Range Rover Evoque Cabrio

by • 31. Mai 2016 • featuredComments (0)2047

 

Das Evoque Cabrio ist ohnehin auffällig - in Phönix Orange umso mehr

Das Evoque Cabrio ist ohnehin auffällig – in Phönix Orange umso mehr

Land Rover hat es gemacht. Sie haben das Erfolgs-SUV Evoque enthauptet. Das Cabrio vereint nun die Vor- oder Nachteile von SUV, Cabrio und Coupé. Man soll es kaum glauben, das Ergebnis weckt Begehrlichkeiten.

Eine schöne Strecke hat Land Rover da für uns ausgesucht. Vermutlich. Der geplante Ausritt für das Evoque Cabrio soll irgendwo über Landstraßen in Richtung eines alten Steinbruchs gehen, um dort die Offroad-Qualitäten zu demonstrieren. Wir nehmen das freundlich zur Kenntnis, entführen das auffällig orangerote Gefährt aber stattdessen in seinen wahren Lebensraum, in die Großstadt. Am Tag zuvor und noch am Morgen hatte es wie aus Eimern geschüttet. Die Straßen nass, der Himmel verhängen, die klimatische Aussicht ungewiss. So lieben wir das, echtes Cabriowetter eben. Während wir im Anflug auf Düsseldorf sind, schmiert die von den vorausfahrenden Fahrzeugen aufgewirbelte Feuchtigkeit einen zarten Film auf die Frontscheibe. Die Wischer starten automatisch und wir blicken ängstlich hoch zur Kante der Frontscheibe. Selbstverständlich fahren wir offen, schließlich haben wir den Evoque gerade mal vier Stunden zur Verfügung, da muss man jeden Moment ausnutzen. Aufatmen, kein Tropfen rinnt ins Fahrzeuginnere. Nach dem Ortsschild und mit Tempo 50 ist das ohnehin kein Thema mehr, stattdessen lassen wir alle vier Scheiben herunter und versuchen möglichst viel der vom Regen gereinigten Luft mitzubekommen. Wenige Minuten später beginnt die Bewährungsprobe, wir biegen in die Königsallee ein. Hier, wo sich am Wochenende die Supersportwagen ein Stelldichein geben, ist es schwer, Aufmerksamkeit zu erhaschen. Da muss man schon etwas Besonderes bieten. Das tut das Evoque Cabrio offensichtlich, denn schon an der ersten Ampel gehen im Nachbarauto die Scheiben herunter und wir starren in das feixende Gesicht des Fahrers. „Geile Farbe“ schallt es zu uns herüber und wir nicken als Antwort freundlich. Einige hundert Meter weiter entdecken wir einen Parkplatz vor einem Café, parken den Evoque demonstrativ offen und setzen uns auf ein paar Koffeinstöße in Reichweite. Während die kaum noch zählbaren 911er, X6 oder auch ein paar versprengte Bentley eher beiläufig zur Kenntnis genommen werden, können viele am Evoque Cabrio nicht vorbei. Genau wird der Innenraum in Augenschein genommen, abgeschätzt, ob die Familie wohl hineinpasst und hier und da auch ein Foto gemacht. Klare Sache: Das Cabrio wirkt.
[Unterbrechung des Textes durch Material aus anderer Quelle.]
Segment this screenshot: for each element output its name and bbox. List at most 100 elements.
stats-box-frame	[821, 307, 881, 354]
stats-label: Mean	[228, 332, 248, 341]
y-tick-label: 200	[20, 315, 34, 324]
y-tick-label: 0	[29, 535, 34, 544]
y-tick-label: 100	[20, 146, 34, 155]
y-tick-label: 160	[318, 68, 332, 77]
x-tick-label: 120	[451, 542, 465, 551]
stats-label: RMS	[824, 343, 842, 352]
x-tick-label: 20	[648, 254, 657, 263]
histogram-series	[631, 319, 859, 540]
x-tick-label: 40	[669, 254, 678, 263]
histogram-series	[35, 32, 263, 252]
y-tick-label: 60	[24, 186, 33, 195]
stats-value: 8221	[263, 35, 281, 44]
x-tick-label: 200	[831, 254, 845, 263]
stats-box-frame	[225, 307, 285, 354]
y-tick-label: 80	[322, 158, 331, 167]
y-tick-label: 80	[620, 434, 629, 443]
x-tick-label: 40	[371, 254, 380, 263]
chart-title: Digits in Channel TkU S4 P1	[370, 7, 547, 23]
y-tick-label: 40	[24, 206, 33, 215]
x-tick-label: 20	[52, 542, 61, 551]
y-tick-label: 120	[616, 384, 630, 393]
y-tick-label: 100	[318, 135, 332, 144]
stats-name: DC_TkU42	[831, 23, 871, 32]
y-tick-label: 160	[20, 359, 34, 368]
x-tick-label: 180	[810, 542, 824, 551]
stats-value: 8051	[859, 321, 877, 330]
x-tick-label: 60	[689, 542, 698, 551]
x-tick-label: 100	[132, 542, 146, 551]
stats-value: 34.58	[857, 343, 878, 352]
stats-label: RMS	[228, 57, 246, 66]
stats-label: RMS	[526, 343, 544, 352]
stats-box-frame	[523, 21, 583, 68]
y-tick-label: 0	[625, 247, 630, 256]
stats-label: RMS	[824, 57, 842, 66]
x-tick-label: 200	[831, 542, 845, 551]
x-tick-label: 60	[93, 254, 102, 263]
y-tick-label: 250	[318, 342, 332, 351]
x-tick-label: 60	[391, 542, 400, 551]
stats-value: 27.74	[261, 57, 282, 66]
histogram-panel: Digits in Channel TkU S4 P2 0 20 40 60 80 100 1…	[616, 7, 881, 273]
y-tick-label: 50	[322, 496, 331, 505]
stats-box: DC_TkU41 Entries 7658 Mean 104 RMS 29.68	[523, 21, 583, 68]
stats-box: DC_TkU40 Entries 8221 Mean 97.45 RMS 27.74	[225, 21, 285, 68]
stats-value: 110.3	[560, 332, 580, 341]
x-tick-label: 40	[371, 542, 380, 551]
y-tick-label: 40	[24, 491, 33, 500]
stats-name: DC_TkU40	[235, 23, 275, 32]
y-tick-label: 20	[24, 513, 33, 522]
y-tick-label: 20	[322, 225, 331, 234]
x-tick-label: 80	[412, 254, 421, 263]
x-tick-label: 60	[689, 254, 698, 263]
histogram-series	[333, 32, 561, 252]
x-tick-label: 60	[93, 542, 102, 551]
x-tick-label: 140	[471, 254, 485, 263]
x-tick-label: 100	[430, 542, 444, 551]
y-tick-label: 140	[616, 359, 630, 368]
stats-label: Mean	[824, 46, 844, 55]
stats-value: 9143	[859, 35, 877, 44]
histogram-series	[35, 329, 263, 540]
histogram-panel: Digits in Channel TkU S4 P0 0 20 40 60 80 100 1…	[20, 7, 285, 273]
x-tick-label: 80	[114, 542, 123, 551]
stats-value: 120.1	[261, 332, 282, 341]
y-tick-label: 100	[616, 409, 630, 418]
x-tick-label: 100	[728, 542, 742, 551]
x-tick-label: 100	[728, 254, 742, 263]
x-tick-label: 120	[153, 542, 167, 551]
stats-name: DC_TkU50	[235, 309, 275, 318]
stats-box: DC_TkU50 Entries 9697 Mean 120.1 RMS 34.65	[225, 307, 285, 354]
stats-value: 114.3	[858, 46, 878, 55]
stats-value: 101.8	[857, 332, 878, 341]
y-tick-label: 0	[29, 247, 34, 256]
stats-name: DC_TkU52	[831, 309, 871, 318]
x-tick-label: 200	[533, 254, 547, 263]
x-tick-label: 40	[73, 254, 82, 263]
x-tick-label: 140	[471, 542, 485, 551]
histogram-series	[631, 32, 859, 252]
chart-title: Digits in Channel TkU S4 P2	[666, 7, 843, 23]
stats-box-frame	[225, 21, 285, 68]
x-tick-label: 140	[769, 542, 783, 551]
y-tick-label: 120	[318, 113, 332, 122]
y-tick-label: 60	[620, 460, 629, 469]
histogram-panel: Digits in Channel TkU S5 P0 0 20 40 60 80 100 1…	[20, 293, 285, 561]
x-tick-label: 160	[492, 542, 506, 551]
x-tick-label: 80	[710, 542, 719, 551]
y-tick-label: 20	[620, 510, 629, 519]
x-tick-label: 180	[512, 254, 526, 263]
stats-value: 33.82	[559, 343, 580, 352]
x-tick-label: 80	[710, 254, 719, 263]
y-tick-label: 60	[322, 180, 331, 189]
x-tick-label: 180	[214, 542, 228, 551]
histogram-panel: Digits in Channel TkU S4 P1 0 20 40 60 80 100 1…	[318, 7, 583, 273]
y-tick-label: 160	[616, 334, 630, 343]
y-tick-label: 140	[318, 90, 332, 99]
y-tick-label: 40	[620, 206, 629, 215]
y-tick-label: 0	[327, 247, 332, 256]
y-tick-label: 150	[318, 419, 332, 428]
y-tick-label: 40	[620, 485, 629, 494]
Geschlossen? Kann man machn, muss man aber nicht. Das Evoque Cabrio taugt für nahezu jedes Wetter

Geschlossen? Kann man machen, muss man aber nicht. Das Evoque Cabrio taugt für nahezu jedes Wetter

Die machen Ernst

2012 stand die erste Studie zum Evoque Cabrio auf den Automessen dieser Welt. Ein SUV als Cabrio? Das gab es – neben eher skurrilen Fahrzeugen mit militärischem Hintergrund – bislang nur in der Form des vorhersehbar nicht sehr erfolgreichen Nissan Murano. Der Zweck heiligt die Mittel in solchen Fällen nämlich nicht, die Japaner hatten damals schlichtweg vergessen, die Designabteilung in die Entwicklung mit einzubeziehen. Solche Fehler macht man bei Land Rover schon seit geraumer Zeit nicht mehr. Alles, was seit dem Evoque skizziert wurde, hat das Zeug zur Designikone oder ist zumindest gestalterisch mit einer ausgesprochen hohen Halbwertzeit gesegnet. Da musste die Veränderung speziell beim Evoque wohlbedacht sein.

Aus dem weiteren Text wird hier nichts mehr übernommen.